Liderança sustentável além do líder
Heiko Spitzeck também chama a atenção para a necessidade de se criar uma cultura de liderança sustentável, que seja menos dependente de um único líder. “Eu vejo aqui no Brasil, tanto na esfera política quanto na esfera privada, uma grande dependência do líder. O que falta é uma reforma dentro das instituições. O ambiente externo está mudando e os novos anseios da comunidade serão importantes para você. Isso bate na estratégia, na cultural da organização e também na governança”, conta.
Para ele, essa mudança começa por uma nova liderança, com pensamento sustentável, que consiga conversar com vários stakeholders diferentes e inserir os anseios deles na estratégia corporativa, dando voz para eles no sistema de governança. “Aqui, o papel do RH é essencial, para contratar de acordo com a estratégia, selecionar pessoas, definir objetivos, o tipo de desenvolvimento que é preciso fazer, como trabalhar a retenção e o conhecimento e sucessão e promoção. Se um líder sustentável sai da organização, ela está preparada para encontrar alguém que vai continuar as gestões como os mesmos valores”, explica o professor.
Índice de sustentabilidade empresarial (ise)
Renato Moya, gestor de projetos no Centro de Estudos em Sustentabilidade da FGV-EAESP, o GVces, falou sobre o Índice de Sustentabilidade Empresarial (ISE) da BM&FBovespa. Por meio de um questionário, desenvolvido e aplicado pela própria FGV, o índice avalia e estimula práticas sustentáveis, além de agregar valor às empresas que as colocam em prática.

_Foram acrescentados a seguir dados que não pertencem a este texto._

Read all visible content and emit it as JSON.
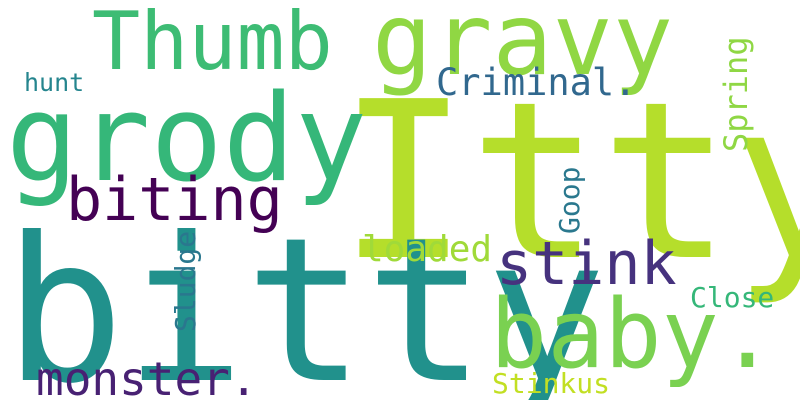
{
  "words": {
    "itty": {
      "text": "Itty",
      "color": "#b5de2b"
    },
    "bitty": {
      "text": "bitty",
      "color": "#21918c"
    },
    "grody": {
      "text": "grody",
      "color": "#35b779"
    },
    "gravy": {
      "text": "gravy",
      "color": "#90d743"
    },
    "thumb": {
      "text": "Thumb",
      "color": "#3dbc74"
    },
    "baby": {
      "text": "baby.",
      "color": "#7ad151"
    },
    "biting": {
      "text": "biting",
      "color": "#440154"
    },
    "stink": {
      "text": "stink",
      "color": "#46327e"
    },
    "monster": {
      "text": "monster.",
      "color": "#482173"
    },
    "criminal": {
      "text": "Criminal.",
      "color": "#31688e"
    },
    "loaded": {
      "text": "loaded",
      "color": "#a0da39"
    },
    "spring": {
      "text": "Spring",
      "color": "#8fd744"
    },
    "goop": {
      "text": "Goop",
      "color": "#2a788e"
    },
    "sludge": {
      "text": "Sludge",
      "color": "#2a778e"
    },
    "close": {
      "text": "Close",
      "color": "#35b779"
    },
    "stinkus": {
      "text": "Stinkus",
      "color": "#c2df23"
    },
    "hunt": {
      "text": "hunt",
      "color": "#25858e"
    }
  }
}
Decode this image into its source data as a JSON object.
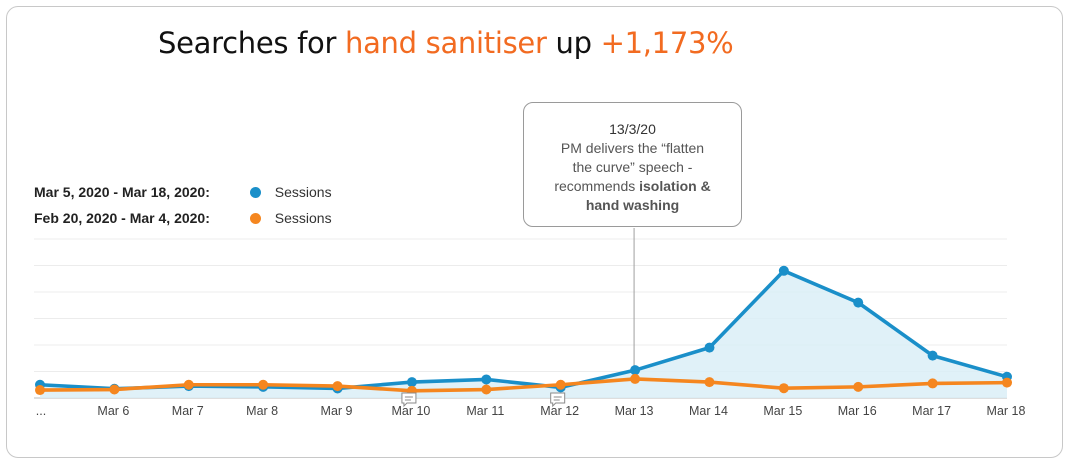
{
  "headline": {
    "prefix": "Searches for ",
    "highlight": "hand sanitiser",
    "middle": " up ",
    "change": "+1,173%"
  },
  "colors": {
    "accent": "#f26b21",
    "series_current": "#1a8fc9",
    "series_previous": "#f5861f",
    "area_fill": "#dbeef7"
  },
  "legend": [
    {
      "range": "Mar 5, 2020 - Mar 18, 2020:",
      "series": "Sessions",
      "color": "#1a8fc9"
    },
    {
      "range": "Feb 20, 2020 - Mar 4, 2020:",
      "series": "Sessions",
      "color": "#f5861f"
    }
  ],
  "callout": {
    "date": "13/3/20",
    "line1": "PM delivers the “flatten",
    "line2": "the curve” speech -",
    "line3_prefix": "recommends ",
    "line3_bold": "isolation &",
    "line4_bold": "hand washing",
    "anchor_category": "Mar 13"
  },
  "chart_data": {
    "type": "area",
    "categories": [
      "...",
      "Mar 6",
      "Mar 7",
      "Mar 8",
      "Mar 9",
      "Mar 10",
      "Mar 11",
      "Mar 12",
      "Mar 13",
      "Mar 14",
      "Mar 15",
      "Mar 16",
      "Mar 17",
      "Mar 18"
    ],
    "series": [
      {
        "name": "Sessions",
        "period": "Mar 5, 2020 - Mar 18, 2020",
        "color": "#1a8fc9",
        "filled": true,
        "values": [
          5.0,
          3.5,
          4.5,
          4.2,
          3.6,
          6.0,
          7.0,
          4.0,
          10.5,
          19.0,
          48.0,
          36.0,
          16.0,
          8.0
        ]
      },
      {
        "name": "Sessions",
        "period": "Feb 20, 2020 - Mar 4, 2020",
        "color": "#f5861f",
        "filled": false,
        "values": [
          3.0,
          3.2,
          5.0,
          5.0,
          4.5,
          2.7,
          3.2,
          5.0,
          7.2,
          6.0,
          3.7,
          4.2,
          5.5,
          5.8
        ]
      }
    ],
    "annotation_markers": [
      "Mar 10",
      "Mar 12"
    ],
    "ylim": [
      0,
      60
    ],
    "grid": true,
    "legend_position": "top-left",
    "title": "",
    "xlabel": "",
    "ylabel": ""
  }
}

O ISE é uma referência para a pauta da sustentabilidade e tem como objetivo “criar um ambiente de investimento compatível com as demandas de desenvolvimento sustentável da sociedade e estimular a responsabilidade ética das corporações”. Atualmente, 40 empresas participam do índice e juntas detêm 50% do valor de mercado negociado na bolsa. Segundo Moya, quem decide quem entra na carteira de investimentos do ISE é um conselho deliberativo presidido pela própria BM&FBovespa.
O palestrante mencionou a importância de práticas que, como o ISE, estimulem uma nova cultura sustentável. Segundo Moya, coincidentemente ou não, as empresas participantes do índice têm uma linha de desempenho maior no mercado que o restante das companhias, o que demonstram que transmitem mais valor e confiança. “O conjunto de empresas que se preocupa com sustentabilidade, em geral, ao longo tempo, tem performance melhor do que as que não se preocupam”, comenta.
Moya explica que quando uma empresa é convidada para participar do ISE, a decisão final fica por conta da diretoria, já que se adequar às exigências dessa carteira, como produção focada em responsabilidade ambiental e combate à corrupção, demanda muitos investimentos. Depois disso, é preciso que todas as áreas coorporativas sejam envolvidas na resposta do questionário, e aqui o RH tem papel essencial em engajamento e valorização da causa, estimulando a criação de uma nova cultura organizacional e da percepção de que a sustentabilidade socioambiental tem, sim, grande impacto nos negócios.